La tendance au statu quo
Mais pourquoi la Suisse a-t-elle tant de mal à résoudre des problèmes connus de longue date? La réponse de Beatrix Eugster: «Cela s’explique principalement par la volonté de consensus typiquement suisse, associée à une forte tendance au statu quo.» Il en résulte un paradoxe: certes, on est disposé à s’attaquer aux problèmes ensemble. Mais, après des négociations souvent longues, il n’est pas rare que, dans un souci de consensus, une proposition non pas meilleur marché, mais plus chère, soit mise sur la table. «Et si, dans le cadre de la planification hospitalière, les partenaires de négociation ne savent pas exactement ce que pourrait entraîner une fusion de deux cliniques, voire une fermeture d’hôpital, ils préfèrent s’en abstenir. Et rien ne change.»

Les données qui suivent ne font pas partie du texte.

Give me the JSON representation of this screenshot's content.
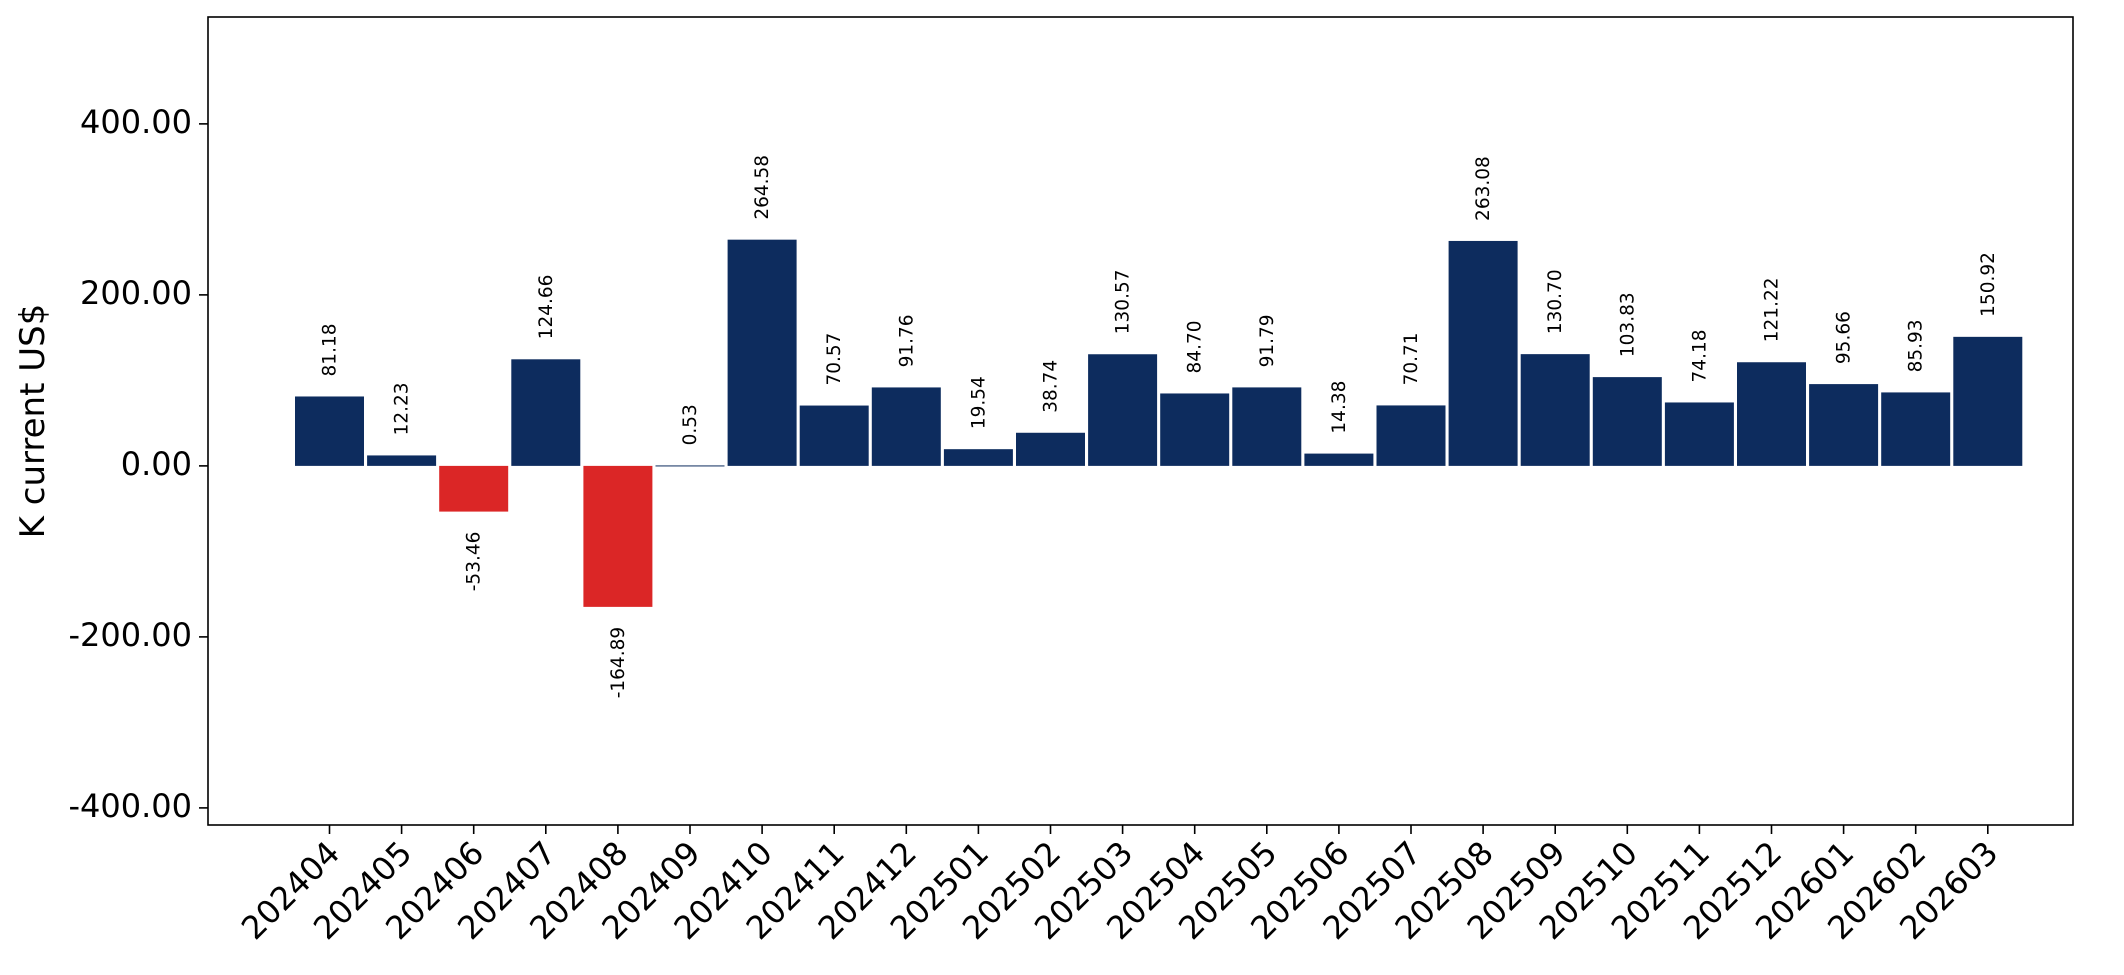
{
  "chart_data": {
    "type": "bar",
    "title": "",
    "xlabel": "",
    "ylabel": "K current US$",
    "ylim": [
      -420,
      525
    ],
    "yticks": [
      -400,
      -200,
      0,
      200,
      400
    ],
    "ytick_labels": [
      "-400.00",
      "-200.00",
      "0.00",
      "200.00",
      "400.00"
    ],
    "grid": false,
    "categories": [
      "202404",
      "202405",
      "202406",
      "202407",
      "202408",
      "202409",
      "202410",
      "202411",
      "202412",
      "202501",
      "202502",
      "202503",
      "202504",
      "202505",
      "202506",
      "202507",
      "202508",
      "202509",
      "202510",
      "202511",
      "202512",
      "202601",
      "202602",
      "202603"
    ],
    "values": [
      81.18,
      12.23,
      -53.46,
      124.66,
      -164.89,
      0.53,
      264.58,
      70.57,
      91.76,
      19.54,
      38.74,
      130.57,
      84.7,
      91.79,
      14.38,
      70.71,
      263.08,
      130.7,
      103.83,
      74.18,
      121.22,
      95.66,
      85.93,
      150.92
    ],
    "value_labels": [
      "81.18",
      "12.23",
      "-53.46",
      "124.66",
      "-164.89",
      "0.53",
      "264.58",
      "70.57",
      "91.76",
      "19.54",
      "38.74",
      "130.57",
      "84.70",
      "91.79",
      "14.38",
      "70.71",
      "263.08",
      "130.70",
      "103.83",
      "74.18",
      "121.22",
      "95.66",
      "85.93",
      "150.92"
    ],
    "colors": {
      "positive": "#0d2c5e",
      "negative": "#db2626",
      "axis": "#000000"
    }
  }
}
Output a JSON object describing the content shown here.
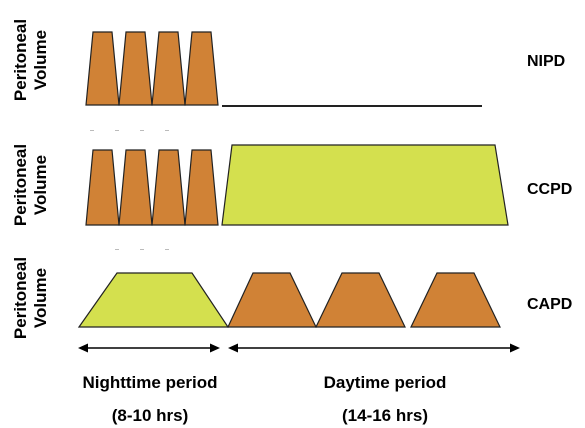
{
  "colors": {
    "exchange_fill": "#d08236",
    "dwell_fill": "#d4e04e",
    "outline": "#222222"
  },
  "rows": [
    {
      "y_label_line1": "Peritoneal",
      "y_label_line2": "Volume",
      "modality": "NIPD",
      "night_pattern": "4 short exchanges",
      "day_pattern": "dry (empty)"
    },
    {
      "y_label_line1": "Peritoneal",
      "y_label_line2": "Volume",
      "modality": "CCPD",
      "night_pattern": "4 short exchanges",
      "day_pattern": "1 long dwell"
    },
    {
      "y_label_line1": "Peritoneal",
      "y_label_line2": "Volume",
      "modality": "CAPD",
      "night_pattern": "1 long dwell",
      "day_pattern": "3 exchanges"
    }
  ],
  "periods": {
    "night": {
      "label": "Nighttime period",
      "duration": "(8-10 hrs)"
    },
    "day": {
      "label": "Daytime period",
      "duration": "(14-16 hrs)"
    }
  }
}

La méthode forte ne sert à rien
Au lieu de vouloir imposer par la force de nouvelles solutions, il est plus judicieux d’assouplir les rênes de l’Etat, notamment dans le domaine de l’assurance-maladie, et de ne pas entraver les innovations par de nouvelles réglementations. «En effet, ce sont souvent les assureurs eux-mêmes qui sont prêts à apporter de nouvelles idées et approches, comme le fait par exemple la CSS avec son Health Lab et la recherche de nouvelles approches thérapeutiques.» Comme exemple d’intervention étatique négative, Beatrix Eugster cite la réaction qui fut réservée à l’initiative de la CSS il y a quelques années, quand elle adressa une lettre aux personnes assurées atteintes de certaines maladies pour les sensibiliser à l’utilisation de génériques au lieu de préparations originales onéreuses. Au lieu de soutenir l’idée, qui aurait permis de réaliser des économies, la Confédération l’interdit purement et simplement pour des raisons de protection des données. L’approche consistant à récompenser les activités de promotion de la santé par une certaine réduction des primes, non seulement dans l’assurance complémentaire, mais aussi, ce qui est actuellement interdit, dans l’assurance de base, est également envisageable. «Les pouvoirs publics et la sphère politique doivent enfin comprendre que, quand il s’agit de mesures simples mais judicieuses, il est tout à fait possible de laisser faire les assureurs.»
Beatrix Eugster
Beatrix Eugster (née en 1983) est professeure d’économie politique au Swiss Institute for Empirical Economic Research de l’Université de Saint-Gall. Elle enseigne notamment l’économie de la santé et du marché du travail et est membre de la Swiss Society of Health Economics. Mariée, elle est mère de deux enfants.
Une question sociopolitique
Beatrix Eugster ne sait pas exactement dans quelle direction le système de santé suisse évoluera ces prochaines années et décennies. Le fait est que les solutions radicales telles qu’une assurance minimale ou même la suppression de l’obligation d’assurance ne sont pas une alternative vraiment valable, car elles ne permettent pas d’éviter les coûts, mais ne font que les déplacer. Beatrix Eugster part plutôt du principe qu’à moyen terme, le sens de la négociation bien ancré dans la culture helvétique continuera d’avoir un impact. «La volonté de changer les choses a toujours existé et a sans cesse conduit à de nouvelles solutions et à des changements, lentement certes, mais sûrement.» C’est par exemple le cas pour le thème du Managed Care, où il existe aujourd’hui sur le marché de nombreuses offres judicieuses parmi lesquelles les personnes assurées peuvent faire des choix et s’imposer elles-mêmes des restrictions. Elle ajoute qu’il est toutefois naïf de croire à un renversement de tendance en matière de coûts. «Car le marché de la santé n’est plus une entreprise caritative comme à ses débuts. Il s’agit plutôt, comme le terme l’indique, d’un business. Et cela ne changera pas.» En fin de compte, c’est donc une question sociopolitique de savoir dans quelle mesure on veut épuiser les possibilités médicales sans sacrifier dans le même temps la solidarité tout à fait judicieuse entre les personnes assurées.